ABRAHAMS: I admired the relationship that she and my father had before he died, and so it’s a pleasant reminder of that.
Her husband wears her father’s ring. Of course both these bands were . . . free, except for the cost of resizing her father’s. So not to be crass, but if you’re looking to save money, heirlooms might the trend to follow.
Although some jewelry manufacturers will market new rings as future heirlooms. Abrahams says that’s just a gimmick.
ABRAHAMS: They’re sort of selling it in this way that they know it’s not going to be used, because if people were just passing on their wedding rings to the next generation, well, in America population is declining, so you wind up with this wedding ring surplus and goodbye De Beers.

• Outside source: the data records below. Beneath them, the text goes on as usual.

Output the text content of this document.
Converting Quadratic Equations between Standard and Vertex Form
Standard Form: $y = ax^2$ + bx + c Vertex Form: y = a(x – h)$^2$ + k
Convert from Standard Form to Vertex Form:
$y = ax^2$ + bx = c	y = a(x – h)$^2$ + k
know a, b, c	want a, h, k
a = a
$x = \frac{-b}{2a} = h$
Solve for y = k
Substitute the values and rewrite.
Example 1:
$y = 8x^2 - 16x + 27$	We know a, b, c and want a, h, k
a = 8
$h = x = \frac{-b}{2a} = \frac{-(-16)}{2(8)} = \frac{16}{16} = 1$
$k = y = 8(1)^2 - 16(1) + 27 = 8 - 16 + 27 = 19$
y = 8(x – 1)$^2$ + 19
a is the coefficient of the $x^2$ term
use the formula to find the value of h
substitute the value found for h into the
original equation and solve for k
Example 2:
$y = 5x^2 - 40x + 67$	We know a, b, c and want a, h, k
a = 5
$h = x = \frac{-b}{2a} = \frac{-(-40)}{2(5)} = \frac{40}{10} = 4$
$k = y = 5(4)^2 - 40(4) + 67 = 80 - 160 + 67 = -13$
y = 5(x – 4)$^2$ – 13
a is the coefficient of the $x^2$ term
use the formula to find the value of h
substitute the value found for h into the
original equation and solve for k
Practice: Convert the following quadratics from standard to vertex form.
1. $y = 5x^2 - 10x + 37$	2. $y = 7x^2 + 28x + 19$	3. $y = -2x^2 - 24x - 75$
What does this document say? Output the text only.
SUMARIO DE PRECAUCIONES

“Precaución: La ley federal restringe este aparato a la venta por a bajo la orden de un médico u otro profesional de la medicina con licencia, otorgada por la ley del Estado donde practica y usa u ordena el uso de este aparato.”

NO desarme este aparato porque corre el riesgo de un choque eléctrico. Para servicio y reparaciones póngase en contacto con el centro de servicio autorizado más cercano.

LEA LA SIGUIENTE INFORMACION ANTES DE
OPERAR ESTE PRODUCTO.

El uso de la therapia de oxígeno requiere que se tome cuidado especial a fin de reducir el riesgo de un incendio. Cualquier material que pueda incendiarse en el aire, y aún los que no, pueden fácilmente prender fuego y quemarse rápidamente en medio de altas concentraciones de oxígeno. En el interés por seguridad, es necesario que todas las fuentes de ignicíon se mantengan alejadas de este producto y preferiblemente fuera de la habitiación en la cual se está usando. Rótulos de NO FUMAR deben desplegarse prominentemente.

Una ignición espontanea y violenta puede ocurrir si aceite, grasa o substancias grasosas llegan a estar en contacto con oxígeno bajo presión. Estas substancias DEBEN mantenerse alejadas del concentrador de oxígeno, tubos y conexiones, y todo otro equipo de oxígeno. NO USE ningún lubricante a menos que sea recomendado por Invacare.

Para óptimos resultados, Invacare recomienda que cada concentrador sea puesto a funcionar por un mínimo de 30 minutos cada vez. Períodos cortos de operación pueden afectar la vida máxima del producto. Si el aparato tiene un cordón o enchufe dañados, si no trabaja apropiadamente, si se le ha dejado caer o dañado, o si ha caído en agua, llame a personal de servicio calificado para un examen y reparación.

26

Plus what if your marriage doesn’t work out? Do you still pass along the future heirloom — heavy with bad juju — to your kid?
Or do you bring it here? Suffolk Pawn Brokers and Jewelers in Boston.
EDWARD BEAN: These are called wedding sets where you have the engagement ring and the wedding band together.
Edward Bean, the president, says he has an inventory of about 10,000 wedding bands. And that his customers bow before an even stronger force than juju.
BEAN: People come in here for only one reason. Price. It’s much, much, much less expensive than if you went anywhere else.
Couples can spend as little as $30 a piece on their bands at Suffolk, Bean says. But even here, some still spend as much as $10,000. That’s on one ring.
Veronica Sagherian at Adamas Fine Jewelry says she’s seen couples spend a lot more than that.
SANGHERIAN: The most for a woman’s wedding band I’d have to say is about $25,000-$26,000.
[ Becca O’Connor gasps ]
This is Becca again. She and Gabe spent about that much on their entire wedding.
GABE: You know, if they have that much spare income they can send it our way. That’s just fine.
Becca eventually says she doesn’t think there’s anything wrong with spending that much on a ring. Gabe says he doesn’t think there’s anything wrong with driving a pink flamingo Cadillac either, but, you know, why would you?
For Marketplace Money, I’m Sean Cole.